DEUXIEME MOYEN DE CASSATION :
L'arrêt attaqué encourt la censure ;
EN CE QU'il a refusé de condamner les autres héritiers X... au paiement d'une indemnité envers Madame Annick X..., à raison de l'apposition de scellés et dans l'impossibilité où elle s'est trouvée de jouir de l'immeuble qui lui était légué et où elle avait fixé son domicile ;
AUX MOTIFS QU'« Il résulte de l'acte en date du 17 novembre 1965 que Madame Odette Y... a entièrement payé comptant le prix d'acquisition de l'immeuble de la rue... à VILLEDIEUX LES POELES ; qu'il n'est pas contesté que Madame Y... disposait de revenus propres ; qu'en l'absence d'autres moyens, le legs de l'immeuble du... sera validé sauf à constater la créance des héritiers de Monsieur X... ; que pour autant la demande d'Annick X... que ses frère et soeur soient condamnés à lui payer une indemnité de 400 par mois à compter du décès de son auteur et jusqu'au 17 décembre 2003, ce pour l'avoir empêchée de jouir de ce bien, ne peut prospérer ; que s'il est constant, en effet, que des scellés ont été apposés sur l'immeuble le 10 mai 2002, à l'initiative d'Alain qui tenait pour contestables certaines des dispositions testamentaires de sa mère, il l'est non moins que la résistance d'Annick à la réalisation d'un inventaire, outre ses errements procéduraux, ont grandement retardé le consentement de ses frère et soeur à la laisser jouir de l'immeuble » ;
ALORS QUE, premièrement, avant de rejeter la demande de Madame Annick X..., les juges du fond devaient rechercher, dès lors que l'apposition des scellés était motivée par les contestations élevées par les autres héritiers, si ces contestations étaient ou non abusives ; que faute d'avoir recherché si tel était le cas, les juges du fond ont privé leur décision de base légale au regard de l'article 1382 du Code civil ;
ET ALORS QUE, deuxièmement, à supposer même qu'une faute ait pu être imputée à Madame Annick X..., de toute façon, dès lors qu'elle n'avait pas le caractère de la force majeure, cette faute ne pouvait exclure une réparation, fût-elle partielle ; que de ce point de vue également, l'arrêt attaqué a été rendu en violation de l'article 1382 du Code civil.

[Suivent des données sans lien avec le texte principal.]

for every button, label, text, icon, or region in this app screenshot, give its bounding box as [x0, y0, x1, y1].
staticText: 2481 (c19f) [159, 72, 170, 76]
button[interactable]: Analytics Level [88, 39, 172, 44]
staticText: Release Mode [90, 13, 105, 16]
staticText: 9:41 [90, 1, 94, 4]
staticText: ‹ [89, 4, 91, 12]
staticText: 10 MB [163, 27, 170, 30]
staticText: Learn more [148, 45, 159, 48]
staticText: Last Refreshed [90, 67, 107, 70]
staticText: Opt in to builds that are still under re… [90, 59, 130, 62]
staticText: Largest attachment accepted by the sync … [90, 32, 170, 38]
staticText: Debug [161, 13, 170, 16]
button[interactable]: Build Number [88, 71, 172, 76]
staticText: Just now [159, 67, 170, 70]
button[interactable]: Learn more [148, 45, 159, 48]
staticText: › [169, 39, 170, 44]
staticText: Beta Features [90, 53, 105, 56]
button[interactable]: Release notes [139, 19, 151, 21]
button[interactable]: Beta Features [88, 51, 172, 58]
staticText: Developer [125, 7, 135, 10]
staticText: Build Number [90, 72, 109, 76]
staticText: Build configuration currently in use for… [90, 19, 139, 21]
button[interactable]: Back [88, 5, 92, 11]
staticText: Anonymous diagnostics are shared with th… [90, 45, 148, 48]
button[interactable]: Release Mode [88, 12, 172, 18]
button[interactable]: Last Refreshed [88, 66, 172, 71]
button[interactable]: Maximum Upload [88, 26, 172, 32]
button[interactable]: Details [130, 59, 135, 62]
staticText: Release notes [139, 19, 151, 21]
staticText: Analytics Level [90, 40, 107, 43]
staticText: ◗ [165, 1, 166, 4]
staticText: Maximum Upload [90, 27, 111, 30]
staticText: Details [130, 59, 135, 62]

TROISIEME MOYEN DE CASSATION :
L'arrêt attaqué encourt la censure ;
EN CE QU'il a décidé, par confirmation du jugement, que les bijoux faisaient partie de la communauté et devaient être partagés entre les héritiers ;
AUX MOTIFS QUE « s'agissant des bijoux, l'appelante soutient qu'ils sont présumés être des biens propres ; que cependant Odette Y... distingue elle-même dans son testament ses bijoux « personnels », mais sans les spécifier, de « tous les bijoux en or » ; qu'à défaut d'élément contraire, ces bijoux se trouvaient ensemble dans un coffre au CREDIT AGRICOLE de VILLEDIEU LES POELES, commun entre la défunte et sa fille Annick et il résulte de leur inventaire qu'ils sont d'origines diverses » (arrêt p. 6, § 1 à 3) ;
ALORS QUE, premièrement, à supposer que les bijoux de Madame Y... et les bijoux de Madame X..., sa fille, aient été confondus, dans un seul coffre, cette circonstance était impropre à justifier le rejet de la demande de Madame X... tendant à se faire attribuer sur le fondement du legs dont elle bénéficiait, les bijoux de sa mère ; que l'arrêt souffre d'un défaut de base légale au regard des articles 1002 et 1010 du Code civil ;
ALORS QUE, deuxièmement, à supposer qu'une incertitude ait existé à raison de la distinction faite par Madame Y..., dans son testament, entre ses bijoux personnels et les bijoux en or, les juges du fond ne pouvaient rejeter la demande de Madame Annick Y... sans avoir au préalable mis en oeuvre leur devoir d'interprétation ; que faute de se faire, l'arrêt a été rendu en violation de l'article 4 du Code civil, ensemble des articles 1002 et 1010 du même Code ;
ALORS QUE, troisièmement, Madame Annick X... étant légataire des bijoux détenus par Madame Y..., il appartenait aux autres héritiers d'invoquer l'inopposabilité partielle du legs en tant qu'il était susceptible de porter sur des biens indivis et de démontrer, comme ayant la charge de la preuve, qu'il portait effectivement sur des biens de cette nature ; que faute d'avoir constaté que la preuve était rapportée par les autres héritiers de ce que, au moins pour partie, le legs portait sur des biens indivis, les juges du fond ont violé les articles 815-3 ancien du Code civil, 1002 et 1010 du même Code.